Opéras Fluide Chevalier en Avignon
Opéras

Fluide Chevalier en Avignon

12/10/2022
© Mickaël & Cédric Studio Delestrade Avignon

Opéra, 7 octobre

Der Rosenkavalier met en scène, de manière mi-plaisante, mi-nostalgique, la rencontre de plusieurs mondes : celui de la dignité aristocratique, incarné par la Maréchale ; celui de l’arrivisme bourgeois, représenté par Faninal ; celui du dévoiement, à travers le comportement sans élégance du Baron Ochs.

Jean-Claude Berutti, dans cette nouvelle coproduction avec l’Opéra de Trèves (Theater Trier), va croissant : il se contente de faire évoluer la Maréchale et Octavian, à l’acte I, dans une chambre sans grâce, les deux personnages batifolant sans surprise du lit à la coiffeuse. Le II, chez Faninal, est plus inventif, avec ses trois panneaux coulissants évoquant un décor exotique, tel qu’on l’imaginait au XVIIIe siècle ; Octavian, Sophie et le Baron Ochs, vêtus comme à cette époque, alors que l’ensemble du spectacle se déroule dans des costumes d’aujourd’hui, apportent tout à coup de la fantaisie.

Au III, dans l’auberge, tout se déchaîne, avec une mascarade très réussie et, à la fin, un décor réduit à quelques ampoules, qui délimiteraient un vaste miroir déformé : celui de la coiffeuse de la Maréchale, peut-être, désormais orpheline de ses illusions. De temps à autre apparaissent, projetées sur le rideau ou sur la scène, les images du film muet Der Rosenkavalier, réalisé par Robert Wiene, en 1925 ; idée qui n’apporte rien, puisqu’il s’agit de la superposition des mêmes personnages, dans les mêmes situations psychologiques.

D’une manière générale, Jean-Claude Berutti travaille avec bonheur les scènes collectives, les différentes allées et venues, les moments d’animation, comme le duel de parodie entre Octavian et le Baron Ochs. Chacun des interprètes évoluant avec aisance, le spectacle acquiert une grande fluidité.

D’une haute stature, les gestes lents et distingués, Tineke Van Ingelgem est à la fois amante et mère, et c’est ce que lui demande Octavian. La soprano belge a dans la voix une douceur soyeuse, particulièrement convaincante dans les moments d’introspection, lorsqu’une poignée d’instruments s’interrogent avec elle sur le temps qui passe.

Remplaçant Violette Polchi, souffrante, la mezzo allemande Hanna Larissa Naujoks est, elle aussi, très à l’aise, le timbre plutôt léger pour Octavian, irrésistible d’ingénuité feinte, lorsqu’elle se travestit en Mariandel. La « Présentation de la rose », en revanche, n’atteint pas à la fusion idéale des voix, peut-être parce que Sheva Tehoval ne nous offre pas encore les aigus émerveillés de Sophie. La jeune soprano belge convainc davantage dans les scènes de révolte, et le trio final atteint à cette irisation qu’on attend du bouquet des trois voix enfin réunies.

Sans surprise scéniquement, Mischa Schelomianski choisit de ne pas être vocalement un butor, même s’il ne gomme rien de la trivialité du Baron Ochs. Il propose en maints endroits des nuances, des notes piano, un peu comme les remords d’un personnage qui aurait oublié ce qu’est le sentiment de la noblesse.

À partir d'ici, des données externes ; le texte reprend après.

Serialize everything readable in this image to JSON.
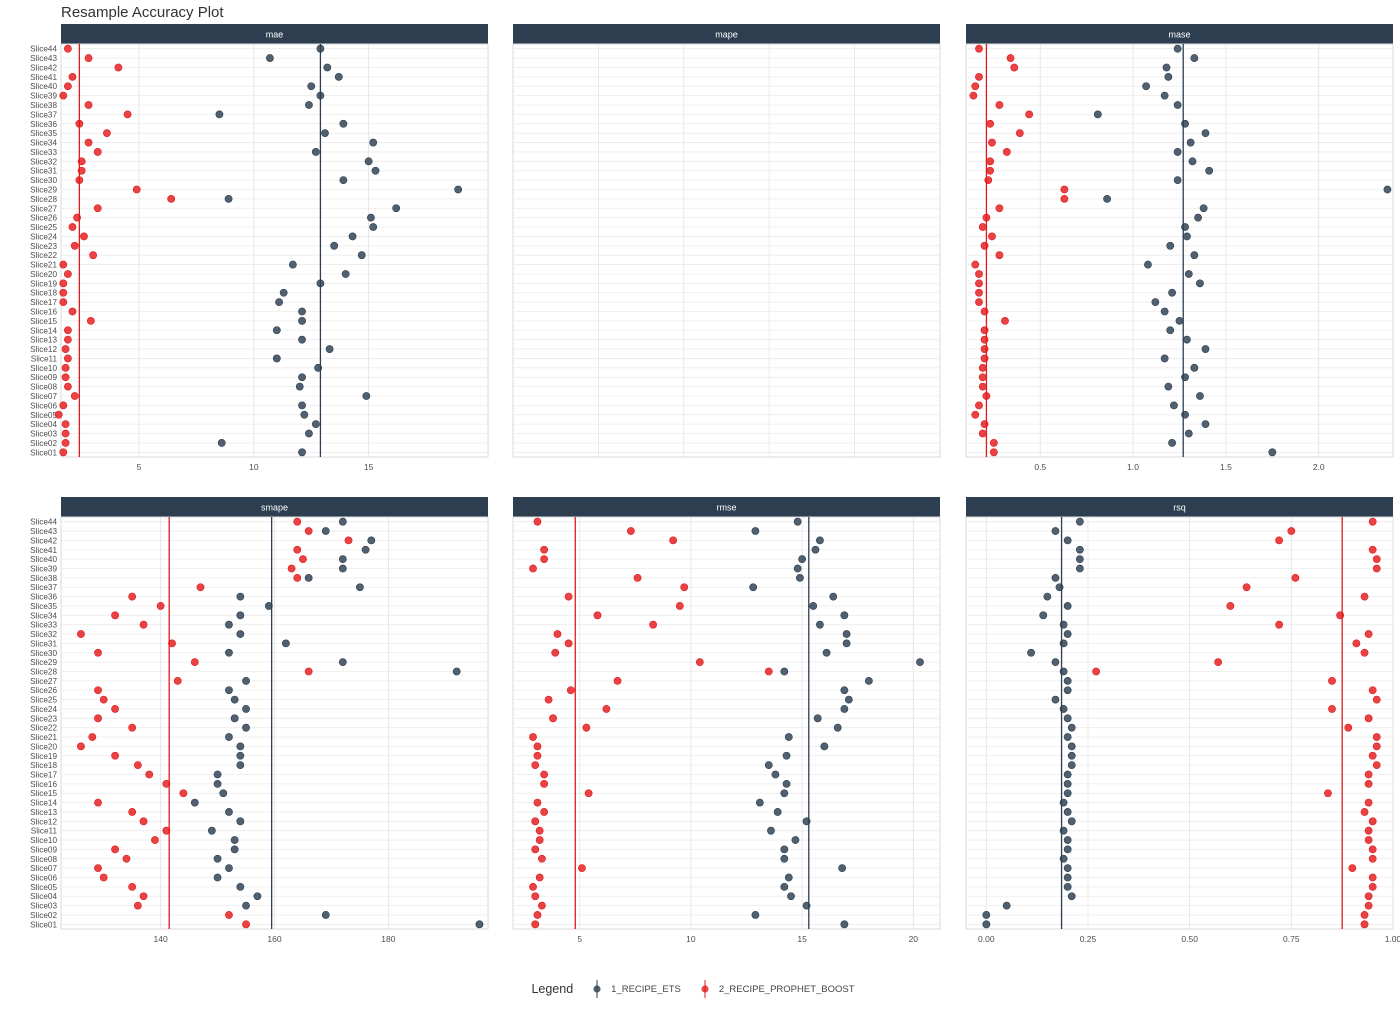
{
  "title": "Resample Accuracy Plot",
  "legend": {
    "title": "Legend",
    "entries": [
      {
        "label": "1_RECIPE_ETS",
        "color": "#2c3e50"
      },
      {
        "label": "2_RECIPE_PROPHET_BOOST",
        "color": "#e31a1c"
      }
    ]
  },
  "colors": {
    "strip": "#2c3e50",
    "ets": "#2c3e50",
    "prophet": "#e31a1c"
  },
  "chart_data": [
    {
      "type": "scatter",
      "metric": "mae",
      "xticks": [
        5,
        10,
        15
      ],
      "xlim": [
        1.6,
        20.2
      ],
      "means": [
        12.9,
        2.4
      ],
      "series": [
        {
          "name": "1_RECIPE_ETS",
          "values": [
            12.9,
            10.7,
            13.2,
            13.7,
            12.5,
            12.9,
            12.4,
            8.5,
            13.9,
            13.1,
            15.2,
            12.7,
            15.0,
            15.3,
            13.9,
            18.9,
            8.9,
            16.2,
            15.1,
            15.2,
            14.3,
            13.5,
            14.7,
            11.7,
            14.0,
            12.9,
            11.3,
            11.1,
            12.1,
            12.1,
            11.0,
            12.1,
            13.3,
            11.0,
            12.8,
            12.1,
            12.0,
            14.9,
            12.1,
            12.2,
            12.7,
            12.4,
            8.6,
            12.1
          ]
        },
        {
          "name": "2_RECIPE_PROPHET_BOOST",
          "values": [
            1.9,
            2.8,
            4.1,
            2.1,
            1.9,
            1.7,
            2.8,
            4.5,
            2.4,
            3.6,
            2.8,
            3.2,
            2.5,
            2.5,
            2.4,
            4.9,
            6.4,
            3.2,
            2.3,
            2.1,
            2.6,
            2.2,
            3.0,
            1.7,
            1.9,
            1.7,
            1.7,
            1.7,
            2.1,
            2.9,
            1.9,
            1.9,
            1.8,
            1.9,
            1.8,
            1.8,
            1.9,
            2.2,
            1.7,
            1.5,
            1.8,
            1.8,
            1.8,
            1.7
          ]
        }
      ]
    },
    {
      "type": "scatter",
      "metric": "mape",
      "xticks": [],
      "xlim": [
        0,
        1
      ],
      "means": [],
      "series": [
        {
          "name": "1_RECIPE_ETS",
          "values": []
        },
        {
          "name": "2_RECIPE_PROPHET_BOOST",
          "values": []
        }
      ]
    },
    {
      "type": "scatter",
      "metric": "mase",
      "xticks": [
        0.5,
        1.0,
        1.5,
        2.0
      ],
      "xlim": [
        0.1,
        2.4
      ],
      "means": [
        1.27,
        0.21
      ],
      "series": [
        {
          "name": "1_RECIPE_ETS",
          "values": [
            1.24,
            1.33,
            1.18,
            1.19,
            1.07,
            1.17,
            1.24,
            0.81,
            1.28,
            1.39,
            1.31,
            1.24,
            1.32,
            1.41,
            1.24,
            2.37,
            0.86,
            1.38,
            1.35,
            1.28,
            1.29,
            1.2,
            1.33,
            1.08,
            1.3,
            1.36,
            1.21,
            1.12,
            1.17,
            1.25,
            1.2,
            1.29,
            1.39,
            1.17,
            1.33,
            1.28,
            1.19,
            1.36,
            1.22,
            1.28,
            1.39,
            1.3,
            1.21,
            1.75
          ]
        },
        {
          "name": "2_RECIPE_PROPHET_BOOST",
          "values": [
            0.17,
            0.34,
            0.36,
            0.17,
            0.15,
            0.14,
            0.28,
            0.44,
            0.23,
            0.39,
            0.24,
            0.32,
            0.23,
            0.23,
            0.22,
            0.63,
            0.63,
            0.28,
            0.21,
            0.19,
            0.24,
            0.2,
            0.28,
            0.15,
            0.17,
            0.17,
            0.17,
            0.17,
            0.2,
            0.31,
            0.2,
            0.2,
            0.2,
            0.2,
            0.19,
            0.19,
            0.19,
            0.21,
            0.17,
            0.15,
            0.2,
            0.19,
            0.25,
            0.25
          ]
        }
      ]
    },
    {
      "type": "scatter",
      "metric": "smape",
      "xticks": [
        140,
        160,
        180
      ],
      "xlim": [
        122.5,
        197.5
      ],
      "means": [
        159.5,
        141.5
      ],
      "series": [
        {
          "name": "1_RECIPE_ETS",
          "values": [
            172,
            169,
            177,
            176,
            172,
            172,
            166,
            175,
            154,
            159,
            154,
            152,
            154,
            162,
            152,
            172,
            192,
            155,
            152,
            153,
            155,
            153,
            155,
            152,
            154,
            154,
            154,
            150,
            150,
            151,
            146,
            152,
            154,
            149,
            153,
            153,
            150,
            152,
            150,
            154,
            157,
            155,
            169,
            196
          ]
        },
        {
          "name": "2_RECIPE_PROPHET_BOOST",
          "values": [
            164,
            166,
            173,
            164,
            165,
            163,
            164,
            147,
            135,
            140,
            132,
            137,
            126,
            142,
            129,
            146,
            166,
            143,
            129,
            130,
            132,
            129,
            135,
            128,
            126,
            132,
            136,
            138,
            141,
            144,
            129,
            135,
            137,
            141,
            139,
            132,
            134,
            129,
            130,
            135,
            137,
            136,
            152,
            155
          ]
        }
      ]
    },
    {
      "type": "scatter",
      "metric": "rmse",
      "xticks": [
        5,
        10,
        15,
        20
      ],
      "xlim": [
        2.0,
        21.2
      ],
      "means": [
        15.3,
        4.8
      ],
      "series": [
        {
          "name": "1_RECIPE_ETS",
          "values": [
            14.8,
            12.9,
            15.8,
            15.6,
            15.0,
            14.8,
            14.9,
            12.8,
            16.4,
            15.5,
            16.9,
            15.8,
            17.0,
            17.0,
            16.1,
            20.3,
            14.2,
            18.0,
            16.9,
            17.1,
            16.9,
            15.7,
            16.6,
            14.4,
            16.0,
            14.3,
            13.5,
            13.8,
            14.3,
            14.2,
            13.1,
            13.9,
            15.2,
            13.6,
            14.7,
            14.2,
            14.2,
            16.8,
            14.4,
            14.2,
            14.5,
            15.2,
            12.9,
            16.9
          ]
        },
        {
          "name": "2_RECIPE_PROPHET_BOOST",
          "values": [
            3.1,
            7.3,
            9.2,
            3.4,
            3.4,
            2.9,
            7.6,
            9.7,
            4.5,
            9.5,
            5.8,
            8.3,
            4.0,
            4.5,
            3.9,
            10.4,
            13.5,
            6.7,
            4.6,
            3.6,
            6.2,
            3.8,
            5.3,
            2.9,
            3.1,
            3.1,
            3.0,
            3.4,
            3.4,
            5.4,
            3.1,
            3.4,
            3.0,
            3.2,
            3.2,
            3.0,
            3.3,
            5.1,
            3.2,
            2.9,
            3.0,
            3.3,
            3.1,
            3.0
          ]
        }
      ]
    },
    {
      "type": "scatter",
      "metric": "rsq",
      "xticks": [
        0.0,
        0.25,
        0.5,
        0.75,
        1.0
      ],
      "xlim": [
        -0.05,
        1.0
      ],
      "means": [
        0.185,
        0.875
      ],
      "series": [
        {
          "name": "1_RECIPE_ETS",
          "values": [
            0.23,
            0.17,
            0.2,
            0.23,
            0.23,
            0.23,
            0.17,
            0.18,
            0.15,
            0.2,
            0.14,
            0.19,
            0.2,
            0.19,
            0.11,
            0.17,
            0.19,
            0.2,
            0.2,
            0.17,
            0.19,
            0.2,
            0.21,
            0.2,
            0.21,
            0.21,
            0.21,
            0.2,
            0.2,
            0.2,
            0.19,
            0.2,
            0.21,
            0.19,
            0.2,
            0.2,
            0.19,
            0.2,
            0.2,
            0.2,
            0.21,
            0.05,
            0.0,
            0.0
          ]
        },
        {
          "name": "2_RECIPE_PROPHET_BOOST",
          "values": [
            0.95,
            0.75,
            0.72,
            0.95,
            0.96,
            0.96,
            0.76,
            0.64,
            0.93,
            0.6,
            0.87,
            0.72,
            0.94,
            0.91,
            0.93,
            0.57,
            0.27,
            0.85,
            0.95,
            0.96,
            0.85,
            0.94,
            0.89,
            0.96,
            0.96,
            0.95,
            0.96,
            0.94,
            0.94,
            0.84,
            0.94,
            0.93,
            0.95,
            0.94,
            0.94,
            0.95,
            0.95,
            0.9,
            0.95,
            0.95,
            0.94,
            0.94,
            0.93,
            0.93
          ]
        }
      ]
    }
  ],
  "slices": [
    "Slice44",
    "Slice43",
    "Slice42",
    "Slice41",
    "Slice40",
    "Slice39",
    "Slice38",
    "Slice37",
    "Slice36",
    "Slice35",
    "Slice34",
    "Slice33",
    "Slice32",
    "Slice31",
    "Slice30",
    "Slice29",
    "Slice28",
    "Slice27",
    "Slice26",
    "Slice25",
    "Slice24",
    "Slice23",
    "Slice22",
    "Slice21",
    "Slice20",
    "Slice19",
    "Slice18",
    "Slice17",
    "Slice16",
    "Slice15",
    "Slice14",
    "Slice13",
    "Slice12",
    "Slice11",
    "Slice10",
    "Slice09",
    "Slice08",
    "Slice07",
    "Slice06",
    "Slice05",
    "Slice04",
    "Slice03",
    "Slice02",
    "Slice01"
  ]
}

On aime le Faninal faussement déférent de Jean-Marc Salzmann, qui joue le bourgeois au bord de l’apoplexie, avec un sens comique très juste ; on aime aussi les nombreux  comprimari, silhouettés avec invention, de l’Annina d’Hélène Bernardy, tout droit sortie d’un opéra vériste, au Valzacchi de Kresimir Spicer, qui réussit le prodige d’être à la fois envahissant et insaisissable. Les membres du Chœur et de la Maîtrise de l’Opéra Grand Avignon sont entraînés dans le même mouvement.

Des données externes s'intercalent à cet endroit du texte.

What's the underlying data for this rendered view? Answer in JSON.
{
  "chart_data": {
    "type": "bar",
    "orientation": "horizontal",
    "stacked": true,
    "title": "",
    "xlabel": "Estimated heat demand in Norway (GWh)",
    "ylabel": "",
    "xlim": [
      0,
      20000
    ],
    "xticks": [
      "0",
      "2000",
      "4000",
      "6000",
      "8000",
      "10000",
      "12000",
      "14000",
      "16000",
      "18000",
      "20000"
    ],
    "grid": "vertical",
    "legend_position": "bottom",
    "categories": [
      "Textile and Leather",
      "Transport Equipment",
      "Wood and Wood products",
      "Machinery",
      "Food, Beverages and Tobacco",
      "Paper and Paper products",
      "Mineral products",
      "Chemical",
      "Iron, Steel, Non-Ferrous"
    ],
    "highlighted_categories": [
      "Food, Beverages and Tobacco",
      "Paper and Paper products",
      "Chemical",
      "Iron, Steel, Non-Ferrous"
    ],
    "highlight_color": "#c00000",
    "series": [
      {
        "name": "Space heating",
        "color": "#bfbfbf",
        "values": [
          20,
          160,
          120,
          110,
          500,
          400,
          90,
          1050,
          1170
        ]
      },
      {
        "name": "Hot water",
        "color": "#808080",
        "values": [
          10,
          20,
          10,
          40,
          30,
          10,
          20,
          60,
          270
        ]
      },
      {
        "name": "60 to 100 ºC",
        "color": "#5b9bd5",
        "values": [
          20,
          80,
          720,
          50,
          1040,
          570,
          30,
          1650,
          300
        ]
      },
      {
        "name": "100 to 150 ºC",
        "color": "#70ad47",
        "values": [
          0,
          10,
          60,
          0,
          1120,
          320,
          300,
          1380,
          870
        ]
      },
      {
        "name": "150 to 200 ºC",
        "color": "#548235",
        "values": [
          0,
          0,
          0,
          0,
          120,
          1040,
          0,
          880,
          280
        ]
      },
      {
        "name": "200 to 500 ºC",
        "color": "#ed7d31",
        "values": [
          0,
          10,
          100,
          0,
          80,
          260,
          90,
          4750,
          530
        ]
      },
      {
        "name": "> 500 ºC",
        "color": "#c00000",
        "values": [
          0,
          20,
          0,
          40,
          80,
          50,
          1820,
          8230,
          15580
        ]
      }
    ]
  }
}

Dans la fosse, Jochem Hochstenbach dirige un Orchestre National Avignon-Provence qu’on a rarement entendu aussi vif, onctueux, nuancé. Il utilise la version mise au point par Thomas Dorsch, en 2019, pour une formation adaptée aux fosses de taille moyenne ; les bois, notamment, sont moins nombreux que de coutume, ce qui n’en fait pas pour autant un orchestre mozartien, et le tuba est à sa place.

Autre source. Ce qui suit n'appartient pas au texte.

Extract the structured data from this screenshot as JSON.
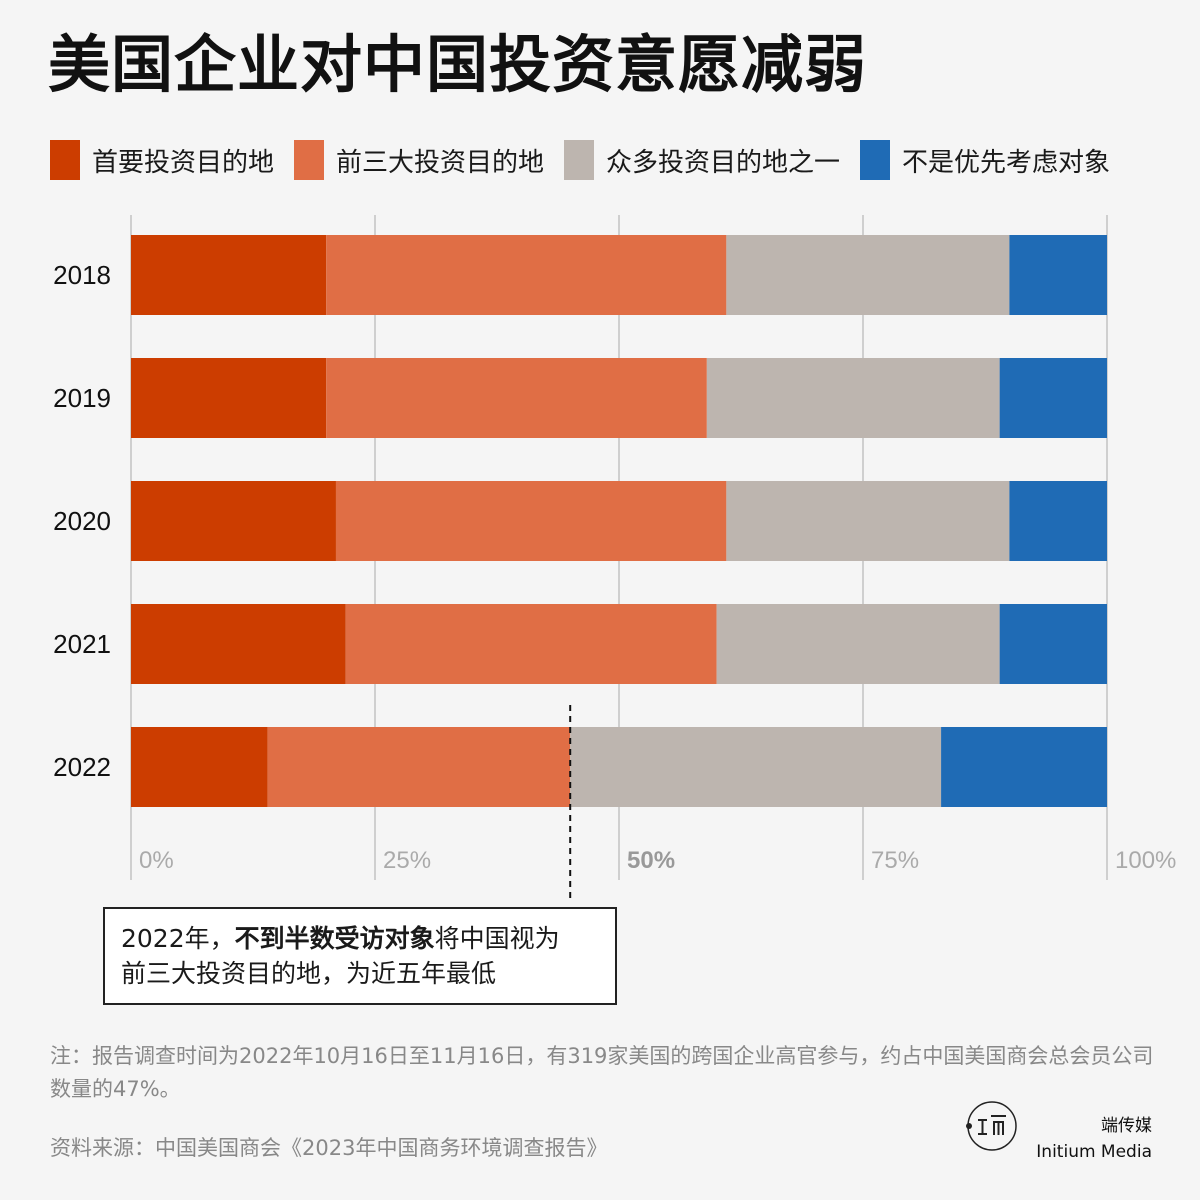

L’ensemble sonne assez volumineux, notamment au début du I, et il faut attendre l’arrivée du Baron Ochs, pour que l’orchestre et le plateau trouvent un équilibre qui ne sera plus mis en péril de toute la soirée. Une soirée dont le profil, à mesure qu’elle se déroule, se dessine et prend corps devant nous.